A magnitude 7.8 earthquake that struck near the Turkish city of Gaziantep — home to around 2 million people and on the border with Syria — as people were sleeping on Feb. 6 was followed by dozens of aftershocks, including a magnitude 7.5 temblor that jolted the region in the middle of search and rescue efforts the same day.
AFAD said a total of 42,310 people died in Kahramanmaraş, Gaziantep, Şanlıurfa, Diyarbakır, Adana, Adıyaman, Osmaniye, Hatay, Kilis, Malatya and Elazığ provinces in the earthquakes.

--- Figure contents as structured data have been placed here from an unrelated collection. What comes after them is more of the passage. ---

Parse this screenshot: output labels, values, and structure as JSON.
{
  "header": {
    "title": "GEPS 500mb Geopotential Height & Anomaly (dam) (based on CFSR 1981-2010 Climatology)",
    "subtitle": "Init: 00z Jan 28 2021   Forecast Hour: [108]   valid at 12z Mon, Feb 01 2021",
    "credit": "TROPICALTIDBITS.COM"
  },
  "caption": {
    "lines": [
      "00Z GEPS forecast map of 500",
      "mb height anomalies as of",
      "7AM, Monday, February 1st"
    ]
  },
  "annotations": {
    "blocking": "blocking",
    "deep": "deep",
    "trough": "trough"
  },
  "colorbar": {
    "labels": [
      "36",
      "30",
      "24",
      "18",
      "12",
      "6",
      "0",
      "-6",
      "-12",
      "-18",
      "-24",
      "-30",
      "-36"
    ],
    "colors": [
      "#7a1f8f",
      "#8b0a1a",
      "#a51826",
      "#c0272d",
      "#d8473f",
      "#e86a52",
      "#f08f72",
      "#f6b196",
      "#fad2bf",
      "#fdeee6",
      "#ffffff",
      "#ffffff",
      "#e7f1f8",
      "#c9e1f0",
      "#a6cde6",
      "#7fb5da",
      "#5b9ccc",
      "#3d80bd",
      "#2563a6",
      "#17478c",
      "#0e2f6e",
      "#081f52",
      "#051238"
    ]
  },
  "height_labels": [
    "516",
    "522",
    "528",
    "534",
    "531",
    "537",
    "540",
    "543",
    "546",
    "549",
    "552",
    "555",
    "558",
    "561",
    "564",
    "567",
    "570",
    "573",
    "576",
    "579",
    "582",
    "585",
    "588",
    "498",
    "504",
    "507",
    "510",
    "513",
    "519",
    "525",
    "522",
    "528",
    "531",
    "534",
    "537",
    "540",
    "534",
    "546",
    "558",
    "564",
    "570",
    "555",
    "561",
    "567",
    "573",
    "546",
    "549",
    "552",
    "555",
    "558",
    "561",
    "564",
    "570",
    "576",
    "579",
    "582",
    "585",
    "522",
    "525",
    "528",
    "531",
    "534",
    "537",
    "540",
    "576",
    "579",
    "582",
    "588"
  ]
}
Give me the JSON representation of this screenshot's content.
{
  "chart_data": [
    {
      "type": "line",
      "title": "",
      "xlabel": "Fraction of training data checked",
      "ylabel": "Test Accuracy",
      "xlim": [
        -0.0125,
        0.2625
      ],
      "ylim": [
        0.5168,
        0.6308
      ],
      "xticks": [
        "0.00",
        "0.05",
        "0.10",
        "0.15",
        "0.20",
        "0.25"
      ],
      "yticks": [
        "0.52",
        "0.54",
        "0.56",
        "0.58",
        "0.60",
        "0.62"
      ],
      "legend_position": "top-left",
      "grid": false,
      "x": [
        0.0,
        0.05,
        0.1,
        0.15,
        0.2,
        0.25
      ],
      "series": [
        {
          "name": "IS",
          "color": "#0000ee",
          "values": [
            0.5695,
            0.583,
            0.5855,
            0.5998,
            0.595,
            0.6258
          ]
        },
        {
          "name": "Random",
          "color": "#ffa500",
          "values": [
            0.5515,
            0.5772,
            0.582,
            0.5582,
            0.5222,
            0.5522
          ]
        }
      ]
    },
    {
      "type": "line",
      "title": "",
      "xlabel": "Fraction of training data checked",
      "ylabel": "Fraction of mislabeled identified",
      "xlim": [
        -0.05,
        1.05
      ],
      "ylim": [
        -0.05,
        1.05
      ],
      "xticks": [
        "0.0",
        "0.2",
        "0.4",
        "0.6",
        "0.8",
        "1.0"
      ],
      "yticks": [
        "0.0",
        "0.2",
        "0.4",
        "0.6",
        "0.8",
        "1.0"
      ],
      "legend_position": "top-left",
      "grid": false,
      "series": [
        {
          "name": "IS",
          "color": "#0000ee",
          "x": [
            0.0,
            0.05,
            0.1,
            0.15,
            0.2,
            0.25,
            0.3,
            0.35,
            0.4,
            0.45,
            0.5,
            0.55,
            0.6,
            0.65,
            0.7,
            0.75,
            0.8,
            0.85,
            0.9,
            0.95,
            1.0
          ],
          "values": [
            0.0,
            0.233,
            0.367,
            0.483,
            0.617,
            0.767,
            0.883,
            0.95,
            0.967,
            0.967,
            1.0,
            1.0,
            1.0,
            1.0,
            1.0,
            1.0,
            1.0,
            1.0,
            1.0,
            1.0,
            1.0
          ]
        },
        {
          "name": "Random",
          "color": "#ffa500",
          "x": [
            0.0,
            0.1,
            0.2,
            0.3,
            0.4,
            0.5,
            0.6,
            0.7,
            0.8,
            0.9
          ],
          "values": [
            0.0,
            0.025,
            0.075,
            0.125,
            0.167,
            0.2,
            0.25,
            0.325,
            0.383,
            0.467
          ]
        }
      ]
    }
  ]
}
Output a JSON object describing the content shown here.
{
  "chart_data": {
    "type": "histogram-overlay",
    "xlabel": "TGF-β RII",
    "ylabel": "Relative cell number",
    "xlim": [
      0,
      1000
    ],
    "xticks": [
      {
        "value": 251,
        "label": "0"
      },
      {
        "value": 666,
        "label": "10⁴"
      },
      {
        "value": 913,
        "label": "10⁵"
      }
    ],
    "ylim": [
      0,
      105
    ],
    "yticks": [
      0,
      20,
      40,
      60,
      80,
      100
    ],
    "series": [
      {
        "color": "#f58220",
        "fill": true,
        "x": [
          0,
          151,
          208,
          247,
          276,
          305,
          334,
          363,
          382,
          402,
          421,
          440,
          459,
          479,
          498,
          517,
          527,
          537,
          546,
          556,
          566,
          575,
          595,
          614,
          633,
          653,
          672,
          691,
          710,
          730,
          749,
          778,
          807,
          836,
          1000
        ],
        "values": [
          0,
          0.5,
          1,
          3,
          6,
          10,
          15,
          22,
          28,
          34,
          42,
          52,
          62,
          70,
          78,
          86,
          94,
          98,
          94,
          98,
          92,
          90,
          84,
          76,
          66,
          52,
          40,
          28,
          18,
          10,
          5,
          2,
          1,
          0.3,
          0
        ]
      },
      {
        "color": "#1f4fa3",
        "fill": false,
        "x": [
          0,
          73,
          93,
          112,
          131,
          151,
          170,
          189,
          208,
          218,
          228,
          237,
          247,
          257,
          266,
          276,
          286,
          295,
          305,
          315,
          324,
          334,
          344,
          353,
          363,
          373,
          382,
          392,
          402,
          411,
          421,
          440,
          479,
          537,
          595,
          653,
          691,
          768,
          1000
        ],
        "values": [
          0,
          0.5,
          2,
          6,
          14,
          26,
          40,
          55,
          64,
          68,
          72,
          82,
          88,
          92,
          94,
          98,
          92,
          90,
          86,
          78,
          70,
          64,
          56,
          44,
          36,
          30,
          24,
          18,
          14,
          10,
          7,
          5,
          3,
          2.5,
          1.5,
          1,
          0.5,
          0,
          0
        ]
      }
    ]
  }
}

The agency also said 448,018 people have been evacuated from the earthquake zone.
The earthquakes also demolished buildings in northwest Syria and killed more than 4,500 people there.
The death toll is expected to rise in the coming days as new bodies are discovered during the removal of rubble of flattened buildings.
Hatay was also hit by two other earthquakes on Monday evening, registering 6.4. and 5.8, which claimed the lives of six more people who died when previously damaged buildings collapsed.
More than 17,000 people died when a magnitude 7.4 earthquake struck Turkey’s Marmara region in 1999.
Before the Feb. 6 earthquake, another quake, with a magnitude of 7.8, that hit the eastern province of Erzincan in 1939 was the deadliest temblor in Turkey’s modern history, leading to the death of more than 33,000 people.